Lang F F, Miller D C, Koslow M, Newcomb E W
Department of Neurosurgery, New York University Medical Center, New York.
J Neurosurg. 1994 Sep;81(3):427-36. doi: 10.3171/jns.1994.81.3.0427.
To characterize some of the genetic events underlying the development of glioblastoma multiforme, the authors analyzed 65 astrocytic tumors (seven pilocytic astrocytomas, eight astrocytomas, 16 anaplastic astrocytomas, and 34 glioblastomas multiforme) for loss of heterozygosity for chromosome 17p, loss of heterozygosity for chromosomes 10p and 10q, amplification of the epidermal growth factor receptor (EGFR) gene, and amplification of the oncogenes N-myc, c-myc, and N-ras using Southern blot analysis. Alterations of the p53 gene (positive immunostaining for p53 protein in tumors with or without p53 gene mutations) in these 65 tumors were analyzed previously. None of the 65 tumors showed amplification or rearrangement of N-myc, c-myc, or N-ras oncogenes. The molecular analysis presented here demonstrates distinct variants of astrocytic tumors, with at least three genetic pathways leading to glioblastoma multiforme. One pathway was characterized by 43 astrocytomas with alterations in p53. Glioblastomas with p53 alterations may represent tumors that progress from lower-grade astrocytomas. This variant was more likely to show loss of chromosome 17p than tumors without p53 alterations (p < 0.04). Seventy-five percent of tumors with loss of one 17p allele demonstrated mutations in the p53 gene. Loss of chromosome 10 was associated with progression from anaplastic astrocytoma (13%) to glioblastoma (38%) (p < 0.04). Amplification of the EGFR gene was a rare (7%) but late event in tumor progression (p < 0.03). A second pathway was characterized by six astrocytomas without p53 alterations and may represent clinically de novo high-grade tumors. These tumors were more likely to show amplification of the EGFR gene (83%) than tumors with p53 alterations. Sixty percent of tumors with EGFR amplification also showed loss of chromosome 10; loss of chromosome 17p was infrequent in this variant. One or more alternative pathways were characterized by 16 astrocytomas without p53 alterations and with none of the genetic changes analyzed in this study. Glioblastomas are a heterogeneous group of tumors that may arise via multiple genetic pathways.

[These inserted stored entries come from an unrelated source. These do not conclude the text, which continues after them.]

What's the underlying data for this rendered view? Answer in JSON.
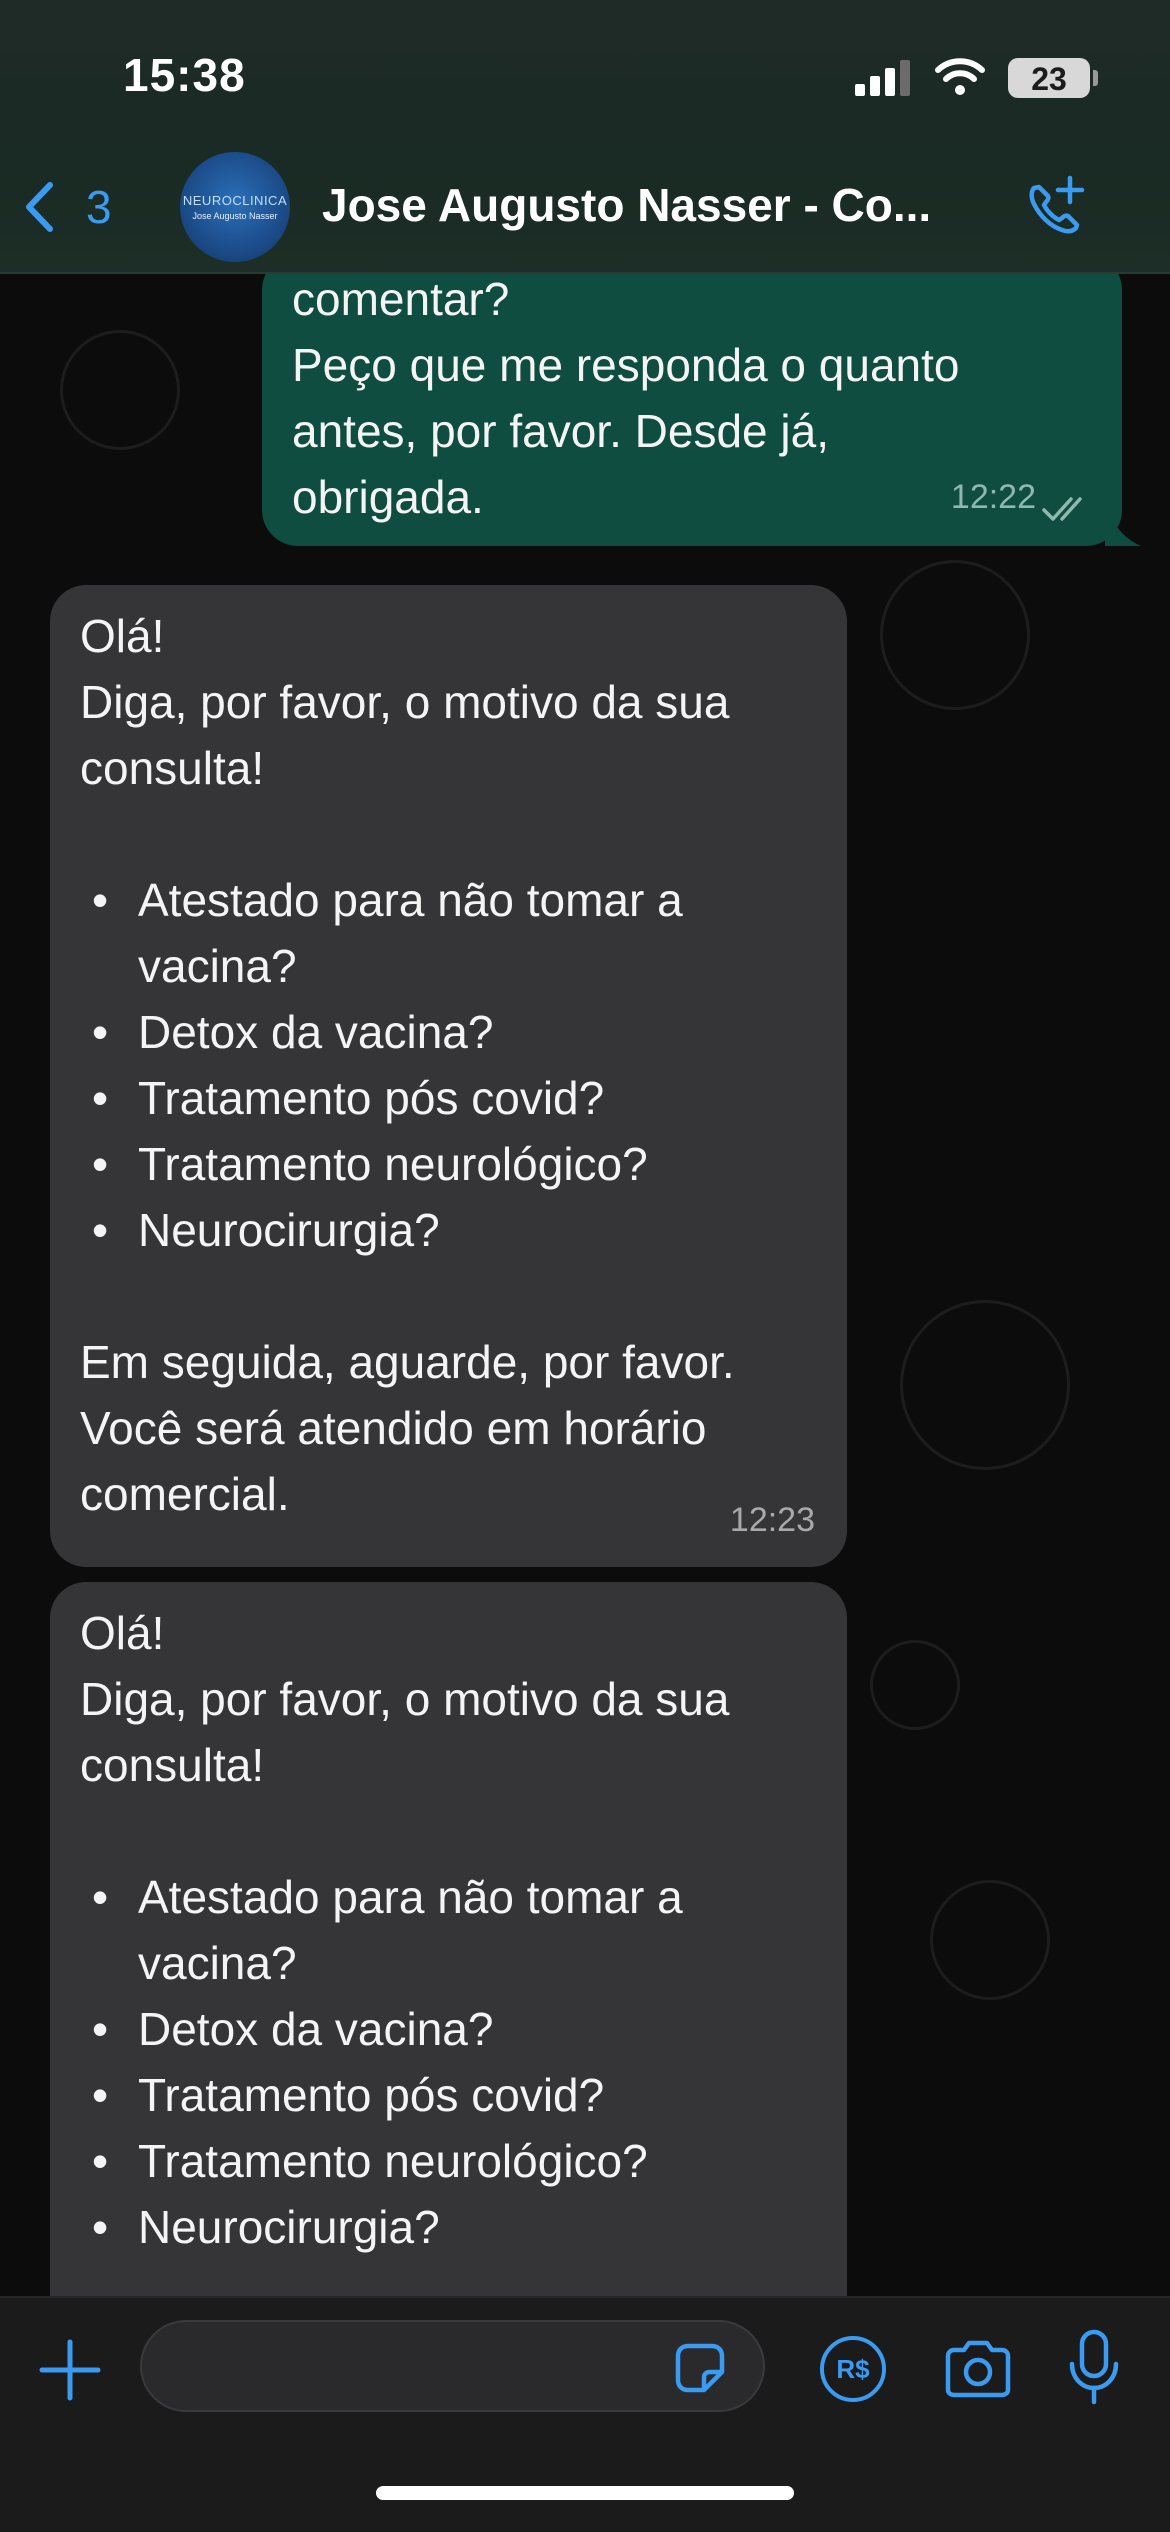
{
  "status_bar": {
    "time": "15:38",
    "battery": "23"
  },
  "header": {
    "back_count": "3",
    "contact_name": "Jose Augusto Nasser - Co...",
    "avatar_text_1": "NEUROCLINICA",
    "avatar_text_2": "Jose Augusto Nasser"
  },
  "messages": [
    {
      "direction": "outgoing",
      "text": "comentar?\nPeço que me responda o quanto\nantes, por favor. Desde já,\nobrigada.",
      "time": "12:22",
      "read_receipt": "double-check"
    },
    {
      "direction": "incoming",
      "intro": "Olá!\nDiga, por favor, o motivo da sua\nconsulta!",
      "bullets": [
        "Atestado para não tomar a vacina?",
        "Detox da vacina?",
        "Tratamento pós covid?",
        "Tratamento neurológico?",
        "Neurocirurgia?"
      ],
      "outro": "Em seguida, aguarde, por favor.\nVocê será atendido em horário\ncomercial.",
      "time": "12:23"
    },
    {
      "direction": "incoming",
      "intro": "Olá!\nDiga, por favor, o motivo da sua\nconsulta!",
      "bullets": [
        "Atestado para não tomar a vacina?",
        "Detox da vacina?",
        "Tratamento pós covid?",
        "Tratamento neurológico?",
        "Neurocirurgia?"
      ]
    }
  ],
  "composer": {
    "input_value": "",
    "pix_label": "R$"
  },
  "colors": {
    "accent": "#3a9bf0",
    "outgoing_bubble": "#0e4d40",
    "incoming_bubble": "#353537",
    "header_bg": "#1f2b27"
  },
  "icons": {
    "back": "chevron-left-icon",
    "call": "phone-plus-icon",
    "plus": "plus-icon",
    "sticker": "sticker-icon",
    "pix": "pix-icon",
    "camera": "camera-icon",
    "mic": "microphone-icon",
    "read": "double-check-icon"
  }
}
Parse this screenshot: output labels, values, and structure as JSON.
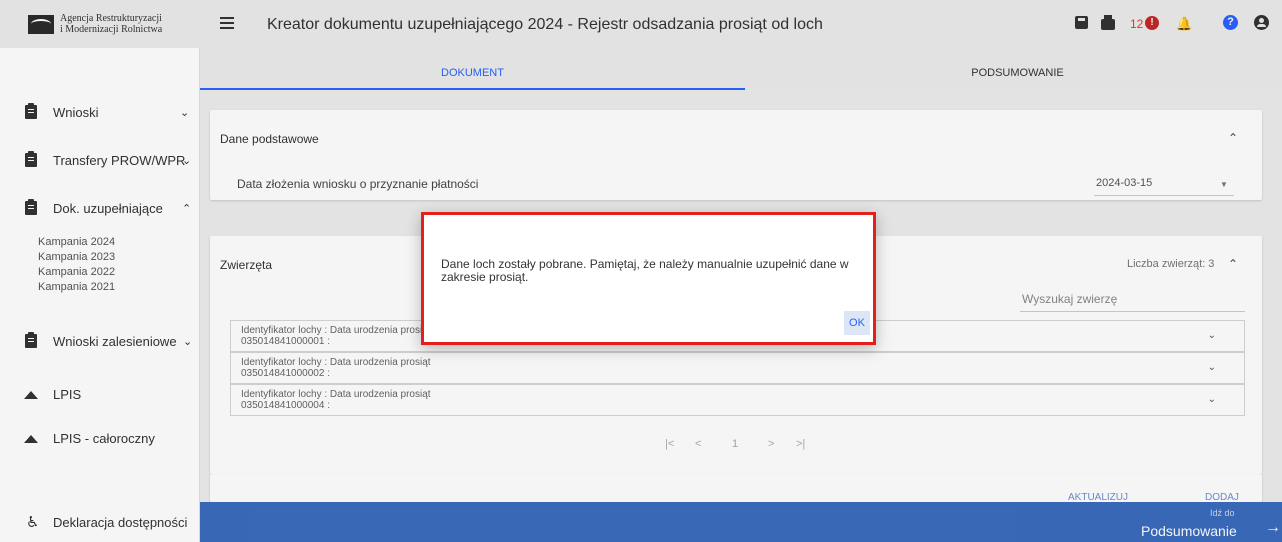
{
  "logo": {
    "line1": "Agencja Restrukturyzacji",
    "line2": "i Modernizacji Rolnictwa"
  },
  "header": {
    "title": "Kreator dokumentu uzupełniającego 2024 - Rejestr odsadzania prosiąt od loch",
    "notification_count": "12",
    "alert_glyph": "!",
    "help_glyph": "?"
  },
  "icons": {
    "save": "save-icon",
    "print": "print-icon",
    "alert": "alert-icon",
    "bell": "bell-icon",
    "help": "help-icon",
    "user": "user-icon",
    "menu": "menu-icon"
  },
  "colors": {
    "primary": "#2962ff",
    "bottom_bar": "#3a6cbd",
    "alert": "#c62828",
    "modal_border": "#e3201b"
  },
  "tabs": [
    {
      "label": "DOKUMENT",
      "active": true
    },
    {
      "label": "PODSUMOWANIE",
      "active": false
    }
  ],
  "sidebar": {
    "items": [
      {
        "label": "Wnioski",
        "chevron": "⌄"
      },
      {
        "label": "Transfery PROW/WPR",
        "chevron": "⌄"
      },
      {
        "label": "Dok. uzupełniające",
        "chevron": "⌃"
      },
      {
        "label": "Wnioski zalesieniowe",
        "chevron": "⌄"
      },
      {
        "label": "LPIS"
      },
      {
        "label": "LPIS - całoroczny"
      },
      {
        "label": "Deklaracja dostępności"
      }
    ],
    "campaigns": [
      "Kampania 2024",
      "Kampania 2023",
      "Kampania 2022",
      "Kampania 2021"
    ]
  },
  "basic_data": {
    "title": "Dane podstawowe",
    "field_label": "Data złożenia wniosku o przyznanie płatności",
    "date_value": "2024-03-15"
  },
  "animals": {
    "title": "Zwierzęta",
    "count_label": "Liczba zwierząt: 3",
    "search_placeholder": "Wyszukaj zwierzę",
    "rows": [
      {
        "line1": "Identyfikator lochy : Data urodzenia prosiąt",
        "line2": "035014841000001 :"
      },
      {
        "line1": "Identyfikator lochy : Data urodzenia prosiąt",
        "line2": "035014841000002 :"
      },
      {
        "line1": "Identyfikator lochy : Data urodzenia prosiąt",
        "line2": "035014841000004 :"
      }
    ],
    "pager": {
      "first": "|<",
      "prev": "<",
      "page": "1",
      "next": ">",
      "last": ">|"
    }
  },
  "bottom": {
    "goto_small": "Idź do",
    "goto_big": "Podsumowanie",
    "arrow": "→",
    "ghost_update": "AKTUALIZUJ",
    "ghost_add": "DODAJ"
  },
  "modal": {
    "message": "Dane loch zostały pobrane. Pamiętaj, że należy manualnie uzupełnić dane w zakresie prosiąt.",
    "ok_label": "OK"
  }
}
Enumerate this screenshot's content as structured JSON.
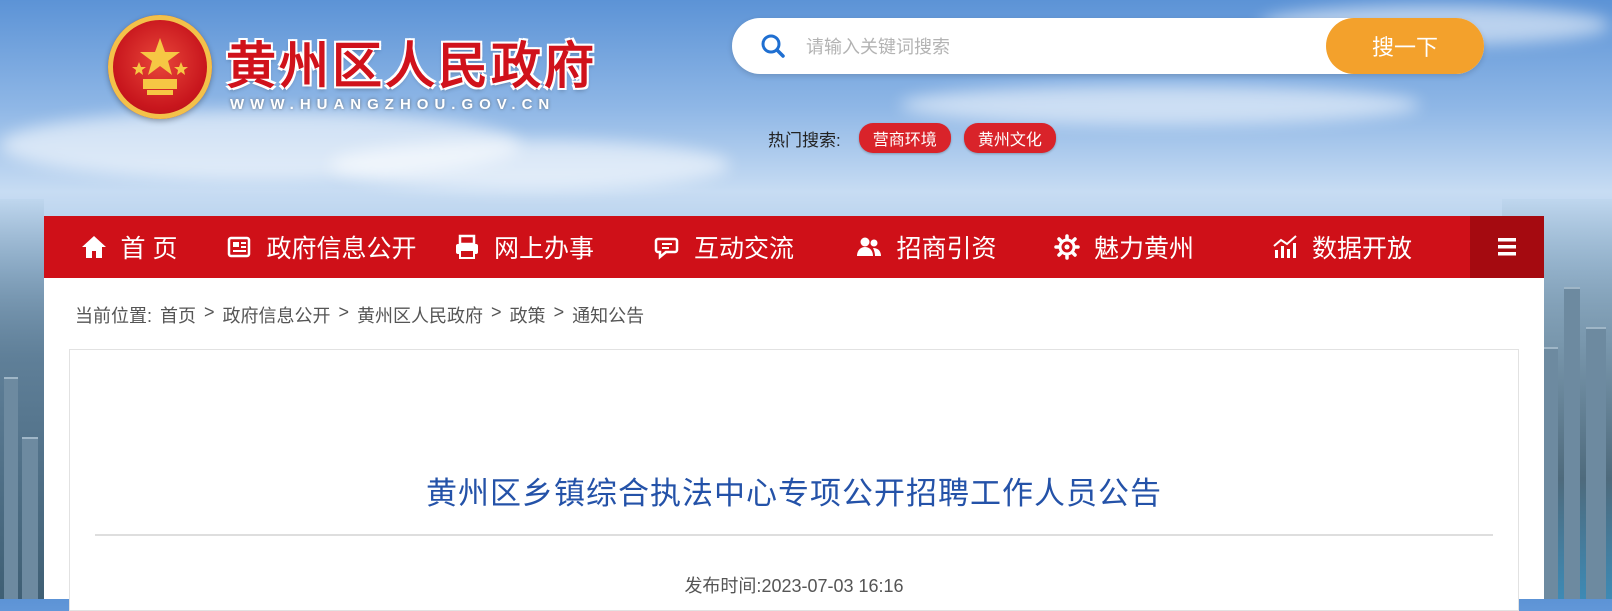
{
  "header": {
    "site_title": "黄州区人民政府",
    "site_url": "WWW.HUANGZHOU.GOV.CN"
  },
  "search": {
    "placeholder": "请输入关键词搜索",
    "button_label": "搜一下",
    "hot_label": "热门搜索:",
    "hot_tags": [
      "营商环境",
      "黄州文化"
    ]
  },
  "nav": {
    "items": [
      {
        "label": "首 页",
        "icon": "home-icon"
      },
      {
        "label": "政府信息公开",
        "icon": "newspaper-icon"
      },
      {
        "label": "网上办事",
        "icon": "printer-icon"
      },
      {
        "label": "互动交流",
        "icon": "chat-icon"
      },
      {
        "label": "招商引资",
        "icon": "users-icon"
      },
      {
        "label": "魅力黄州",
        "icon": "gear-icon"
      },
      {
        "label": "数据开放",
        "icon": "bar-chart-icon"
      }
    ],
    "menu_icon": "hamburger-menu-icon"
  },
  "breadcrumb": {
    "prefix": "当前位置:",
    "separator": ">",
    "items": [
      "首页",
      "政府信息公开",
      "黄州区人民政府",
      "政策",
      "通知公告"
    ]
  },
  "article": {
    "title": "黄州区乡镇综合执法中心专项公开招聘工作人员公告",
    "publish_info": "发布时间:2023-07-03 16:16"
  },
  "colors": {
    "nav_red": "#cf1018",
    "search_orange": "#f3a12c",
    "title_blue": "#2452a8",
    "hot_tag_red": "#d9232a"
  }
}
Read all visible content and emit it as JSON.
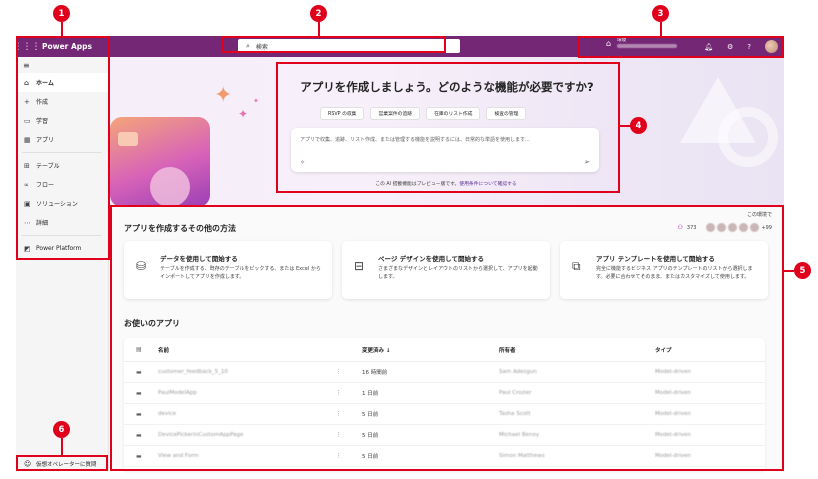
{
  "topbar": {
    "app_name": "Power Apps",
    "search_placeholder": "検索",
    "environment_label": "環境"
  },
  "sidebar": {
    "items": [
      {
        "label": "ホーム",
        "icon": "home-icon"
      },
      {
        "label": "作成",
        "icon": "plus-icon"
      },
      {
        "label": "学習",
        "icon": "book-icon"
      },
      {
        "label": "アプリ",
        "icon": "apps-icon"
      },
      {
        "label": "テーブル",
        "icon": "table-icon"
      },
      {
        "label": "フロー",
        "icon": "flow-icon"
      },
      {
        "label": "ソリューション",
        "icon": "solution-icon"
      },
      {
        "label": "詳細",
        "icon": "more-icon"
      },
      {
        "label": "Power Platform",
        "icon": "power-platform-icon"
      }
    ],
    "bottom_label": "仮想オペレーターに質問"
  },
  "hero": {
    "title": "アプリを作成しましょう。どのような機能が必要ですか?",
    "chips": [
      "RSVP の収集",
      "営業案件の追跡",
      "在庫のリスト作成",
      "検査の管理"
    ],
    "prompt_placeholder": "アプリで収集、追跡、リスト作成、または管理する機能を説明するには、日常的な単語を使用します...",
    "disclaimer_text": "この AI 搭載機能はプレビュー版です。",
    "disclaimer_link": "使用条件について確認する"
  },
  "other_ways": {
    "title": "アプリを作成するその他の方法",
    "env_note": "この環境で",
    "people_count": "373",
    "more": "+99",
    "cards": [
      {
        "title": "データを使用して開始する",
        "desc": "テーブルを作成する、既存のテーブルをピックする、または Excel からインポートしてアプリを作成します。",
        "icon": "database-icon"
      },
      {
        "title": "ページ デザインを使用して開始する",
        "desc": "さまざまなデザインとレイアウトのリストから選択して、アプリを起動します。",
        "icon": "page-design-icon"
      },
      {
        "title": "アプリ テンプレートを使用して開始する",
        "desc": "完全に機能するビジネス アプリのテンプレートのリストから選択します。必要に合わせてそのまま、またはカスタマイズして使用します。",
        "icon": "template-icon"
      }
    ]
  },
  "your_apps": {
    "title": "お使いのアプリ",
    "columns": [
      "名前",
      "変更済み ↓",
      "所有者",
      "タイプ"
    ],
    "rows": [
      {
        "name": "customer_feedback_5_10",
        "modified": "16 時間前",
        "owner": "Sam Adesgun",
        "type": "Model-driven"
      },
      {
        "name": "PaulModelApp",
        "modified": "1 日前",
        "owner": "Paul Crozier",
        "type": "Model-driven"
      },
      {
        "name": "device",
        "modified": "5 日前",
        "owner": "Tasha Scott",
        "type": "Model-driven"
      },
      {
        "name": "DevicePickerInCustomAppPage",
        "modified": "5 日前",
        "owner": "Michael Benoy",
        "type": "Model-driven"
      },
      {
        "name": "View and Form",
        "modified": "5 日前",
        "owner": "Simon Matthews",
        "type": "Model-driven"
      }
    ]
  },
  "annotations": [
    "1",
    "2",
    "3",
    "4",
    "5",
    "6"
  ],
  "colors": {
    "accent": "#742774",
    "annotation": "#e0001b"
  }
}
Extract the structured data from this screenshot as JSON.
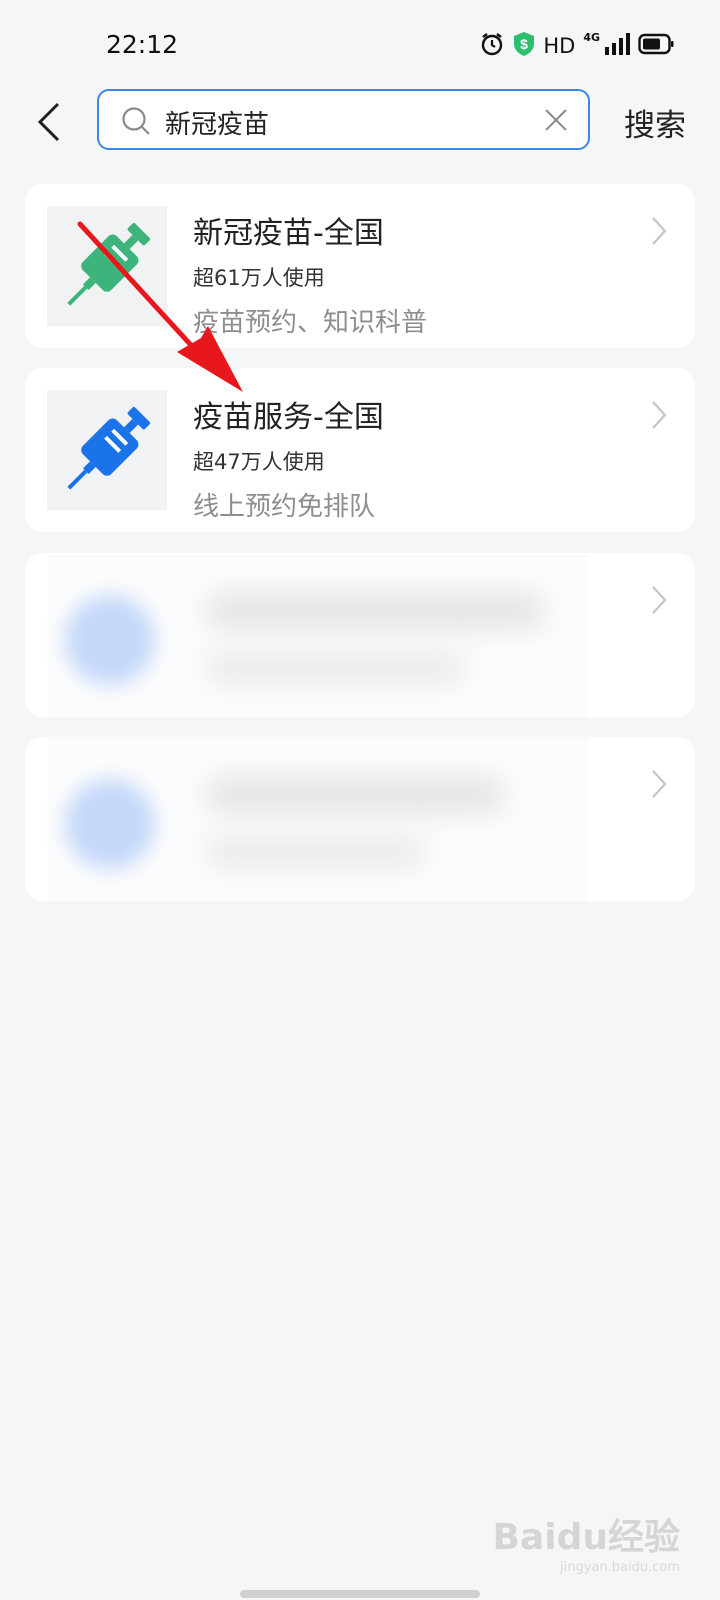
{
  "status_bar": {
    "time": "22:12",
    "hd_label": "HD",
    "network_label": "4G"
  },
  "search": {
    "query": "新冠疫苗",
    "button_label": "搜索"
  },
  "results": [
    {
      "title": "新冠疫苗-全国",
      "users": "超61万人使用",
      "desc": "疫苗预约、知识科普",
      "icon": "syringe-icon",
      "icon_color": "#3cb47c"
    },
    {
      "title": "疫苗服务-全国",
      "users": "超47万人使用",
      "desc": "线上预约免排队",
      "icon": "syringe-icon",
      "icon_color": "#1a73e8"
    }
  ],
  "colors": {
    "search_border": "#3b86e8",
    "annotation_arrow": "#e8171e",
    "blurred_icon": "#a8c8f8"
  },
  "watermark": {
    "logo": "Baidu经验",
    "sub": "jingyan.baidu.com"
  }
}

为了描述多形性胶质母细胞瘤发生发展过程中的一些基因事件,作者分析了65例星形细胞瘤(7例毛细胞型星形细胞瘤、8例星形细胞瘤、16例间变性星形细胞瘤和34例多形性胶质母细胞瘤),采用Southern印迹分析法检测17号染色体短臂杂合性缺失、10号染色体短臂和长臂杂合性缺失、表皮生长因子受体(EGFR)基因扩增以及癌基因N-myc、c-myc和N-ras的扩增情况。之前已分析了这65例肿瘤中p53基因的改变(p53基因突变或未突变的肿瘤中p53蛋白免疫染色阳性)。65例肿瘤均未显示N-myc、c-myc或N-ras癌基因的扩增或重排。本文所呈现的分子分析显示了星形细胞瘤的不同亚型,至少有三种基因途径可导致多形性胶质母细胞瘤。一种途径的特征是43例p53基因改变的星形细胞瘤。p53基因改变的胶质母细胞瘤可能代表从低级别星形细胞瘤进展而来的肿瘤。与无p53基因改变的肿瘤相比,该亚型更易出现17号染色体短臂缺失(p<0.04)。75%的一个17号染色体短臂等位基因缺失的肿瘤显示p53基因突变。10号染色体缺失与间变性星形细胞瘤(13%)进展为胶质母细胞瘤(38%)相关(p<0.04)。EGFR基因扩增在肿瘤进展中是一个罕见(7%)但较晚出现的事件(p<0.03)。第二种途径的特征是6例无p53基因改变的星形细胞瘤,可能代表临床上的原发性高级别肿瘤。与有p53基因改变的肿瘤相比,这些肿瘤更易出现EGFR基因扩增(83%)。60%的EGFR基因扩增的肿瘤也显示10号染色体缺失;该亚型中17号染色体短臂缺失较少见。一种或多种其他途径的特征是16例无p53基因改变且无本研究中所分析的基因变化的星形细胞瘤。胶质母细胞瘤是一组异质性肿瘤,可能通过多种基因途径发生。